North West Cambridgeshire MP Shailesh Vara, who constituency Thomas Cook’s headquarters in Lynch Wood is in, said: “Today is a very sad day with the collapse of an iconic UK company that has been trading for 178 years as well as the threat to 9,000 UK jobs of which 1,200 are in my constituency where the company’s headquarters are based.

“I will be doing all that I can to assist those affected.

“In the meantime, having spoken with Grant Shapps, the Transport Secretary, and Andrea Leadsom, the Business Secretary, I am assured that detailed preparations are in place to ensure the safe return of the 160,000 holidaymakers who are currently abroad.”

MP for Peterborough Lisa Forbes said: “I was deeply disappointed to have woken up to the news today that Thomas Cook has collapsed after last-ditch rescue talks failed.

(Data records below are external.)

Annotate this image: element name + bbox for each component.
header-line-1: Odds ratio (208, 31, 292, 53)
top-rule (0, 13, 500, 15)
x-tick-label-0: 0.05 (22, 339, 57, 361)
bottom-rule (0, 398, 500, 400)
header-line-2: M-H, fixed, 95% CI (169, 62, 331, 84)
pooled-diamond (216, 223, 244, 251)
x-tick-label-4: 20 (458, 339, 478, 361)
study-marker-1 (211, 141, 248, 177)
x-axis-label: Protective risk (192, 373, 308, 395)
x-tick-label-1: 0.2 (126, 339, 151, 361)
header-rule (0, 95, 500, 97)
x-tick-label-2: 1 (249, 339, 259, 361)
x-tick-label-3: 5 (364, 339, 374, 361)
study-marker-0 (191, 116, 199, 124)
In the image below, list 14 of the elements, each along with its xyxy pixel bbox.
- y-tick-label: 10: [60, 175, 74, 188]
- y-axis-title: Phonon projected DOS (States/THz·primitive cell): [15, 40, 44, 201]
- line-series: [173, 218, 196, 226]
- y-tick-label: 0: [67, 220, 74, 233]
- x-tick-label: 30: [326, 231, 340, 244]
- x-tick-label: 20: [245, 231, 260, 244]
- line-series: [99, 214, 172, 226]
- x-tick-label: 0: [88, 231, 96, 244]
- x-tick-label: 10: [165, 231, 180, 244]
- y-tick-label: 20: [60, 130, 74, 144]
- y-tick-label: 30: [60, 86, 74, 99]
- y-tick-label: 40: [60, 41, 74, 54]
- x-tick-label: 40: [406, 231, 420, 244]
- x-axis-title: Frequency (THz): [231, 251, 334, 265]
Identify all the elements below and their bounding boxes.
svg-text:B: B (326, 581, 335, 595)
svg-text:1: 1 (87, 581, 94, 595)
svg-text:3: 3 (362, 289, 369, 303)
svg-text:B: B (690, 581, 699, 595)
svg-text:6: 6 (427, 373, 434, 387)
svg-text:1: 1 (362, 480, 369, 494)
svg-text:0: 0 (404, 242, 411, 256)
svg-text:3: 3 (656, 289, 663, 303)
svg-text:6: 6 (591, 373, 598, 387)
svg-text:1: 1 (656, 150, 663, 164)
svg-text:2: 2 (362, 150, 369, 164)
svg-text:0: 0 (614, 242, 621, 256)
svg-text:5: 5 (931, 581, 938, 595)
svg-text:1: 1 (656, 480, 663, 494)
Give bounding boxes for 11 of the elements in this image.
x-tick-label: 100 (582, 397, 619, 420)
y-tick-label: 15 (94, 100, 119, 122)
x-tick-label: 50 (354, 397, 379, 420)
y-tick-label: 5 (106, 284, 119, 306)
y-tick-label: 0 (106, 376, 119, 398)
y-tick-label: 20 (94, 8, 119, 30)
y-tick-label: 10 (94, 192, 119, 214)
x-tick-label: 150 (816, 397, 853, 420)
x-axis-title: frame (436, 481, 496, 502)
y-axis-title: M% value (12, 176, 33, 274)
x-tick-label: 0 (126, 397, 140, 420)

“Peterborough has been the home to this iconic British business for decades and my thoughts are with the 1,000 employees and their families who have faced uncertainty over their future for months now.

“Employees from their Peterborough HQ contacted me over the weekend to ask why government is standing idly by.

“Several of them noted that the company required £200 million, yet the costs of repatriation could now reach up to £600 million.

“This is without factoring in the lost jobs, cost to our local economy and further deterioration of our high streets.

“It is my opinion that the Government had a responsibility to employees here in Peterborough to help stabilise the situation in the short-term and give Thomas Cook the breathing space it needed to continue operating.

“It would have been cheaper than the Government’s current repatriation plans, saving the taxpayer millions of pounds as well as thousands of jobs. These aren’t just my words but the words of Thomas Cook employees and union leaders.

“Moving forwards, I have written to the Business and Transport Secretaries demanding an urgent meeting and assurances that the Government will do all it can to protect jobs here in Peterborough.

“The impact it will have on our local economy and community must be minimised. The Government must urgently provide a cast-iron commitment to this. After their failure to act in saving Thomas Cook, it’s the very least they should be doing.

“All Thomas Cook employees wanted to do today was go to work. Instead, this 178-year-old staple of our high streets has been left to wither by a government who had the opportunity to show real leadership, but refused to.”